Northeastern Section - 50th Annual Meeting (23–25 March 2015)

Paper No. 1
Presentation Time: 10:20 AM

A PETROGRAPHIC STUDY OF PALEO-AMERICAN TOOL MATERIALS, DEERFIELD, MASSACHUSETTS


CALOGERO, Barbara L., Archaeologist, 148 Lawler Road, West Hartford, CT 06117, logero5307@aol.com

More than 10,000 years ago Paleo-Americans transported a large supply of chert from the Hudson Valley to the Connecticut Valley in Deerfield, to knap into weapons for hunting caribou. In 1995, Gramly excavated the location, the Sugarloaf site, first identified in 1978 by Thomas Ulrich. Gramly and colleagues continued the excavation in 2013, recovering 115 tools including whole or fragments of 23 fluted spear points of chert and two of banded rhyolite.
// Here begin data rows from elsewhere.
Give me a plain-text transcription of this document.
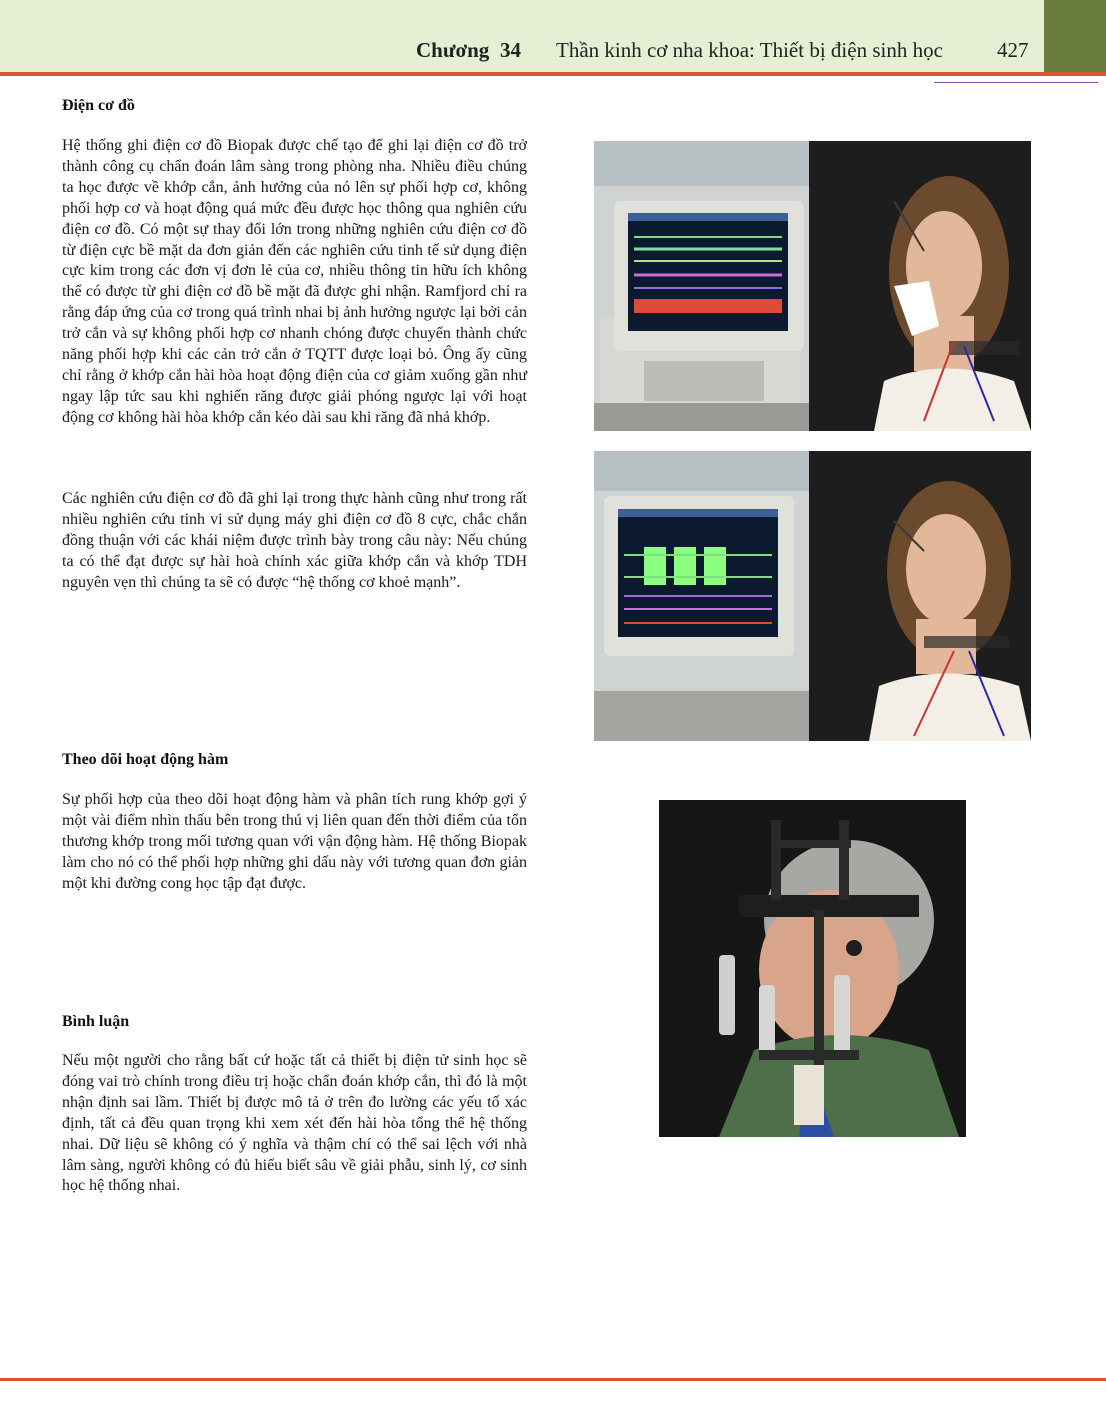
Chương 34 Thần kinh cơ nha khoa: Thiết bị điện sinh học	427
Điện cơ đồ
Hệ thống ghi điện cơ đồ Biopak được chế tạo để ghi lại điện cơ đồ trở thành công cụ chẩn đoán lâm sàng trong phòng nha. Nhiều điều chúng ta học được về khớp cắn, ảnh hưởng của nó lên sự phối hợp cơ, không phối hợp cơ và hoạt động quá mức đều được học thông qua nghiên cứu điện cơ đồ. Có một sự thay đổi lớn trong những nghiên cứu điện cơ đồ từ điện cực bề mặt da đơn giản đến các nghiên cứu tinh tế sử dụng điện cực kim trong các đơn vị đơn lẻ của cơ, nhiều thông tin hữu ích không thể có được từ ghi điện cơ đồ bề mặt đã được ghi nhận. Ramfjord chỉ ra rằng đáp ứng của cơ trong quá trình nhai bị ảnh hưởng ngược lại bởi cản trở cắn và sự không phối hợp cơ nhanh chóng được chuyển thành chức năng phối hợp khi các cản trở cắn ở TQTT được loại bỏ. Ông ấy cũng chỉ rằng ở khớp cắn hài hòa hoạt động điện của cơ giảm xuống gần như ngay lập tức sau khi nghiến răng được giải phóng ngược lại với hoạt động cơ không hài hòa khớp cắn kéo dài sau khi răng đã nhả khớp.
Các nghiên cứu điện cơ đồ đã ghi lại trong thực hành cũng như trong rất nhiều nghiên cứu tinh vi sử dụng máy ghi điện cơ đồ 8 cực, chắc chắn đồng thuận với các khái niệm được trình bày trong câu này: Nếu chúng ta có thể đạt được sự hài hoà chính xác giữa khớp cắn và khớp TDH nguyên vẹn thì chúng ta sẽ có được “hệ thống cơ khoẻ mạnh”.
Theo dõi hoạt động hàm
Sự phối hợp của theo dõi hoạt động hàm và phân tích rung khớp gợi ý một vài điểm nhìn thấu bên trong thú vị liên quan đến thời điểm của tổn thương khớp trong mối tương quan với vận động hàm. Hệ thống Biopak làm cho nó có thể phối hợp những ghi dấu này với tương quan đơn giản một khi đường cong học tập đạt được.
Bình luận
Nếu một người cho rằng bất cứ hoặc tất cả thiết bị điện tử sinh học sẽ đóng vai trò chính trong điều trị hoặc chẩn đoán khớp cắn, thì đó là một nhận định sai lầm. Thiết bị được mô tả ở trên đo lường các yếu tố xác định, tất cả đều quan trọng khi xem xét đến hài hòa tổng thể hệ thống nhai. Dữ liệu sẽ không có ý nghĩa và thậm chí có thể sai lệch với nhà lâm sàng, người không có đủ hiểu biết sâu về giải phẫu, sinh lý, cơ sinh học hệ thống nhai.
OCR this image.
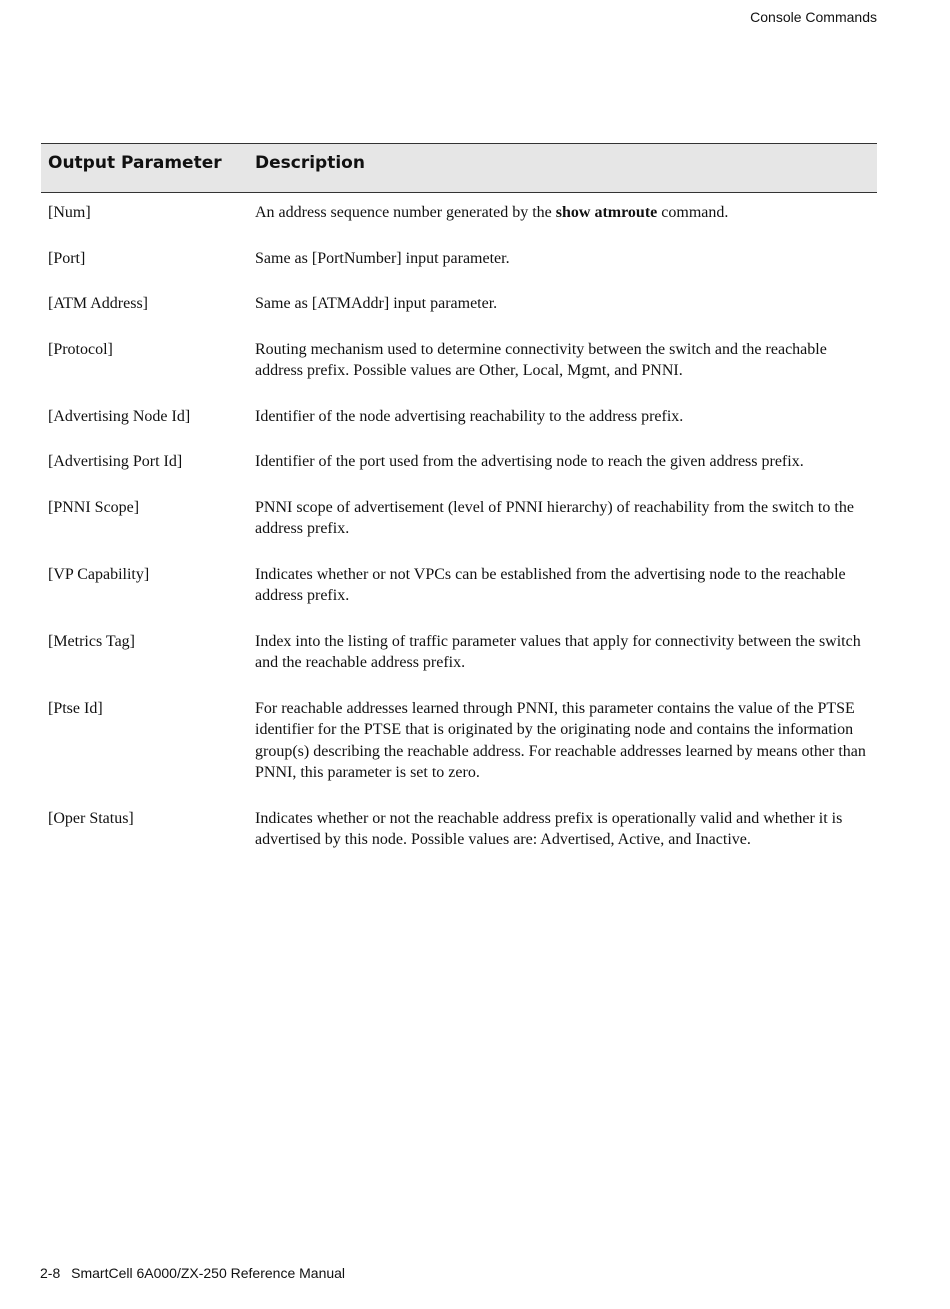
Console Commands
Output Parameter	Description
[Num]	An address sequence number generated by the show atmroute command.
[Port]	Same as [PortNumber] input parameter.
[ATM Address]	Same as [ATMAddr] input parameter.
[Protocol]	Routing mechanism used to determine connectivity between the switch and the reachable address prefix. Possible values are Other, Local, Mgmt, and PNNI.
[Advertising Node Id]	Identifier of the node advertising reachability to the address prefix.
[Advertising Port Id]	Identifier of the port used from the advertising node to reach the given address prefix.
[PNNI Scope]	PNNI scope of advertisement (level of PNNI hierarchy) of reachability from the switch to the address prefix.
[VP Capability]	Indicates whether or not VPCs can be established from the advertising node to the reachable address prefix.
[Metrics Tag]	Index into the listing of traffic parameter values that apply for connectivity between the switch and the reachable address prefix.
[Ptse Id]	For reachable addresses learned through PNNI, this parameter contains the value of the PTSE identifier for the PTSE that is originated by the originating node and contains the information group(s) describing the reachable address. For reachable addresses learned by means other than PNNI, this parameter is set to zero.
[Oper Status]	Indicates whether or not the reachable address prefix is operationally valid and whether it is advertised by this node. Possible values are: Advertised, Active, and Inactive.
2-8 SmartCell 6A000/ZX-250 Reference Manual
Of the 42,000 knapping waste flakes, 26 were prepared in thin section for petrographic identification. Eight were rhyolite, five of which are spherulitic and resemble the rhyolite from Mt. Jasper, Berlin, New Hamp[shire. The remainder of the flakes consist of Hudson Valley chert, Clough and other metamorphic quartzites, basalt from both the entablature and collonade of the Holyoke flow, pegmatite, and a few rocks that are too fine grained to identify.

These few thin sections provide evidence of the resourcefulness of the ancient tool knappers and their willingness to use a variety of different materials. It also indicates that they obtained rock by direct procurement or exchange from a considerable distance, more than 200 km to the northeast.